I smiled. Here we go « again, I am not the intruder here so I should ask you that »
« Don't play with me. I saw you the day my mother died »

I laid my hand over this old thing and turned the water on. As the water flew down in the bath I dropped my clothes to the floor taking a deep breath to feel the cold air over my skin. I approached the mirror of my room and looked at myself in it. Is that me? Of course it is. I softly caressed my own cheek staring at my own eyes. As dark as my soul.
Smoke started to surround me coming from the bath as it woke me up from my thoughts and I turned the water off. Isn't it funny how life plays us and make us believe we are the main character ? Today I could have been anywhere. In another town, other city. I could have decided to stay at home and listen to my father's bullshit. Yet, life has decided it was time to me to cross your way.

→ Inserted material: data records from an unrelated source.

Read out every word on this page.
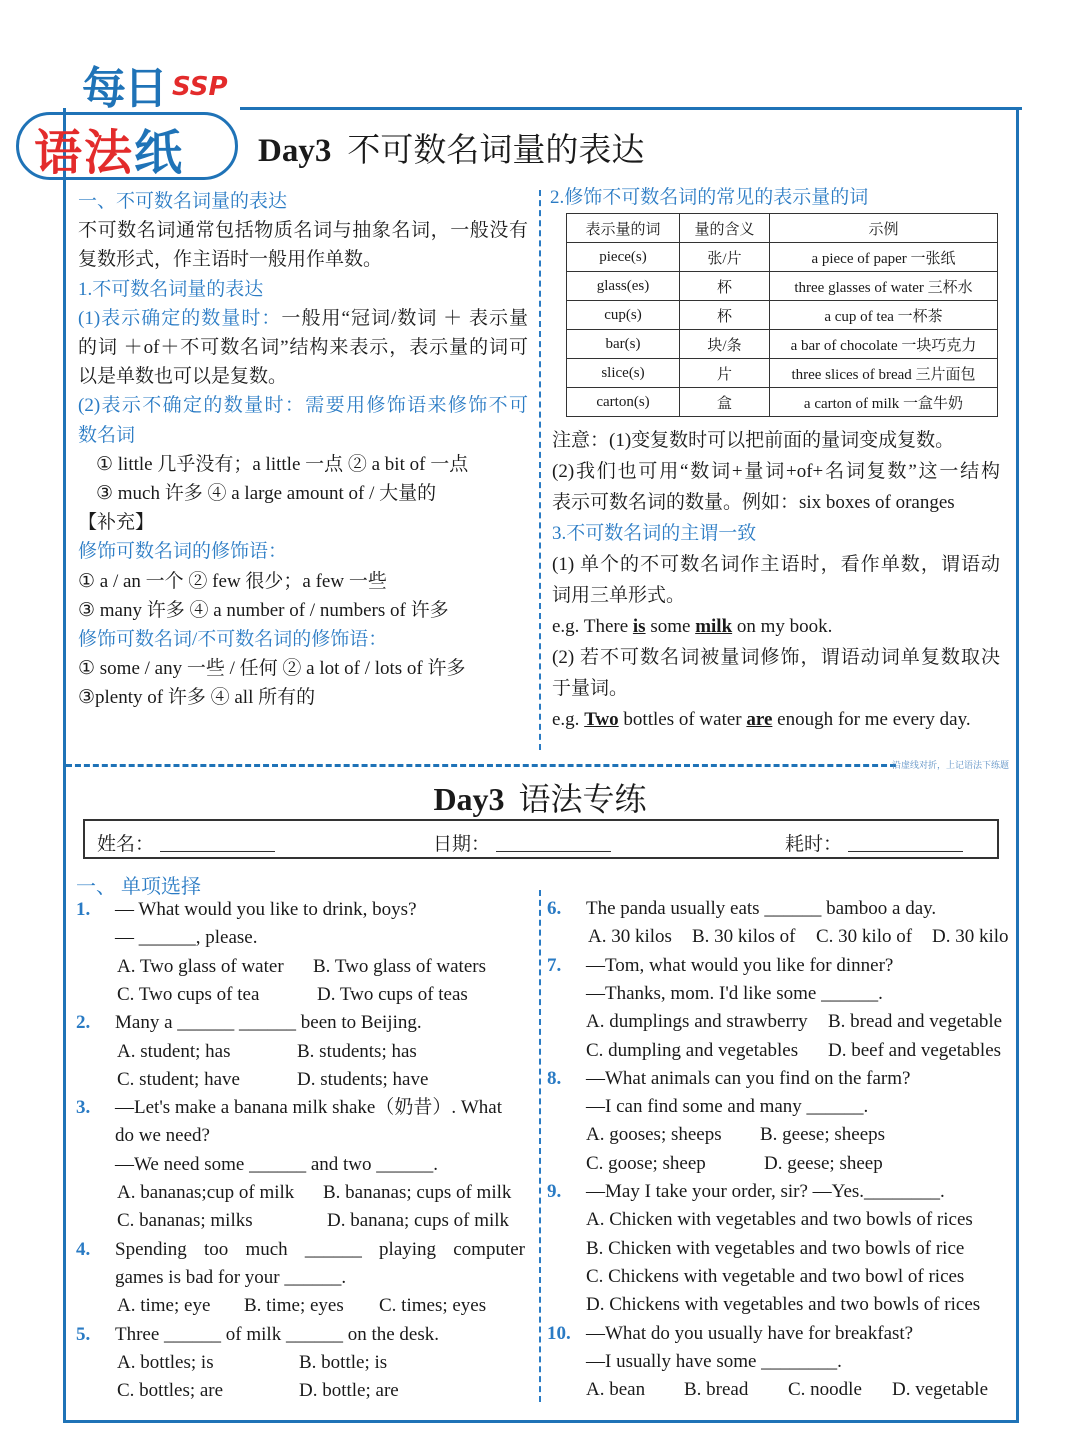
每日 SSP
语法纸 Day3 不可数名词量的表达
一、不可数名词量的表达
不可数名词通常包括物质名词与抽象名词，一般没有
复数形式，作主语时一般用作单数。
1.不可数名词量的表达
(1)表示确定的数量时：一般用“冠词/数词 ＋ 表示量
的词 ＋of＋不可数名词”结构来表示，表示量的词可
以是单数也可以是复数。
(2)表示不确定的数量时：需要用修饰语来修饰不可
数名词
① little 几乎没有；a little 一点 ② a bit of 一点
③ much 许多 ④ a large amount of / 大量的
【补充】
修饰可数名词的修饰语：
① a / an 一个 ② few 很少；a few 一些
③ many 许多 ④ a number of / numbers of 许多
修饰可数名词/不可数名词的修饰语：
① some / any 一些 / 任何 ② a lot of / lots of 许多
③plenty of 许多 ④ all 所有的
2.修饰不可数名词的常见的表示量的词
表示量的词	量的含义	示例
piece(s)	张/片	a piece of paper 一张纸
glass(es)	杯	three glasses of water 三杯水
cup(s)	杯	a cup of tea 一杯茶
bar(s)	块/条	a bar of chocolate 一块巧克力
slice(s)	片	three slices of bread 三片面包
carton(s)	盒	a carton of milk 一盒牛奶
注意：(1)变复数时可以把前面的量词变成复数。
(2)我们也可用“数词+量词+of+名词复数”这一结构
表示可数名词的数量。例如：six boxes of oranges
3.不可数名词的主谓一致
(1) 单个的不可数名词作主语时，看作单数，谓语动
词用三单形式。
e.g. There is some milk on my book.
(2) 若不可数名词被量词修饰，谓语动词单复数取决
于量词。
e.g. Two bottles of water are enough for me every day.
沿虚线对折，上记语法下练题
Day3 语法专练
姓名：	日期：	耗时：
一、 单项选择
1. — What would you like to drink, boys?
— ______, please.
A. Two glass of water B. Two glass of waters
C. Two cups of tea	D. Two cups of teas
2. Many a ______ ______ been to Beijing.
A. student; has	B. students; has
C. student; have	D. students; have
3. —Let's make a banana milk shake（奶昔）. What
do we need?
—We need some ______ and two ______.
A. bananas;cup of milk B. bananas; cups of milk
C. bananas; milks	D. banana; cups of milk
4. Spending too much ______ playing computer
games is bad for your ______.
A. time; eye B. time; eyes C. times; eyes
5. Three ______ of milk ______ on the desk.
A. bottles; is	B. bottle; is
C. bottles; are	D. bottle; are
6. The panda usually eats ______ bamboo a day.
A. 30 kilos B. 30 kilos of C. 30 kilo of D. 30 kilo
7. —Tom, what would you like for dinner?
—Thanks, mom. I'd like some ______.
A. dumplings and strawberry B. bread and vegetable
C. dumpling and vegetables D. beef and vegetables
8. —What animals can you find on the farm?
—I can find some and many ______.
A. gooses; sheeps B. geese; sheeps
C. goose; sheep	D. geese; sheep
9. —May I take your order, sir? —Yes.________.
A. Chicken with vegetables and two bowls of rices
B. Chicken with vegetables and two bowls of rice
C. Chickens with vegetable and two bowl of rices
D. Chickens with vegetables and two bowls of rices
10. —What do you usually have for breakfast?
—I usually have some ________.
A. bean B. bread C. noodle D. vegetable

One leg after the other, I stepped into the bath. Burning water enveloping me into a warm nightmare. I closed my eyes and breathed slowly focusing on every single vein filled with the blood my heart sent with a beat. Slowly, I laid down until the water stopped me from breathing and hearing. And the world stopped. No more voices, no more screams. No more pain. Don't fool yourself, this is just an illusion. The calm before the storm. The few seconds of peace I had before my emotions come back full force to remind me I don't have enough hearts to handle it all.
Bubbles started rushing to the surface as a silent scream came out straight from my chest. Bubbles that quickly disappeared, not because I closed my mouth but because the water got thicker, red, and the moment I sat up to breath, the bath was washing away your mother's blood from my body.